Pengalaman Kehilangan Barang di Jepang

Sebelum saya datang ke Jepang, saya sudah sering mendengar atau membaca kisah di Jepang tentang orang yang kehilangan barang berharganya tapi kemudian bisa ditemukan lagi. Dan juga, menurut cerita, ada orang yang ketinggalan laptopnya di stasiun. Kemudian, orang itu mencari-cari kembali dan laptop tersebut masih teronggok manis di tempat semula. Tanpa kurang satu apapun dan tidak ada orang yang mencurinya.

Ternyata kabar yang saya dengar tersebut bukanlah omong kosong. Ada senpai (senior) saya yang juga pernah kehilangan kartu ATM-nya, kemudian ia mengecek kembali (retracing) ke tempat kemungkinan kartu ATM itu hilang. Ia baru sadar setelah dua hari lewat, tapi kemudian ia tetap mencari di ATM Bank dan menanyakan kepada ginkouin (petugas bank).

Lalu petugas bank memeriksa identitas senpai saya itu dengan cara sederhana. Ia menuliskan sembarang denwa bangou (nomor telepon) dan menanyakan apakah ini nomor telepon anda? Ternyata bukan, lalu ia minta untuk menuliskan nomor telepon senpai saya itu. Kemudian ia mengecek monitornya. Ternyata cocok! Nomornya sesuai dengan data bank. Singkat cerita, senpai saya berhasil menemukan lagi kartu ATM-nya di kantor polisi.
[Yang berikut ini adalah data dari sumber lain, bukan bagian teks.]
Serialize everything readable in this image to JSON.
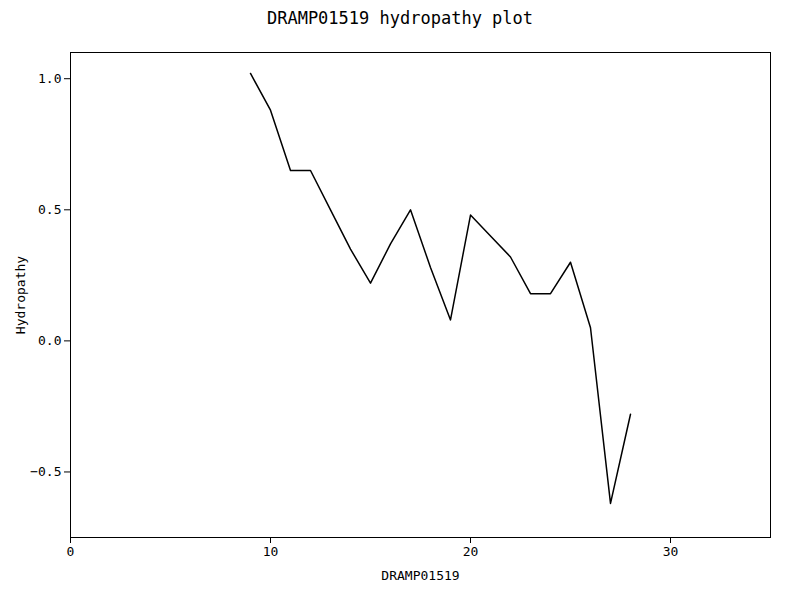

Cerita ini membuat saya kagum sekaligus penasaran. Bagaimana bisa orang Jepang dan sistem di dalamnya bisa se-elegan ini? Dari rasa keingintahuan ini, jujur saja saya pernah “meniatkan” untuk menghilangkan barang berharga saya sendiri. Ya, saya tidak bercanda. Saya memang pernah “meniatkan”, saya beri tanda kutip karena mungkin niat saya ini dianggap konyol. Tapi, ya itulah kenyataannya. Saya ingin merasakan sendiri pengalamannya, karena selama ini saya hanya mendengar cerita orang saja, “Katanya … konon…  dsb”, dan ini harus dibuktikan secara empirik, hehe …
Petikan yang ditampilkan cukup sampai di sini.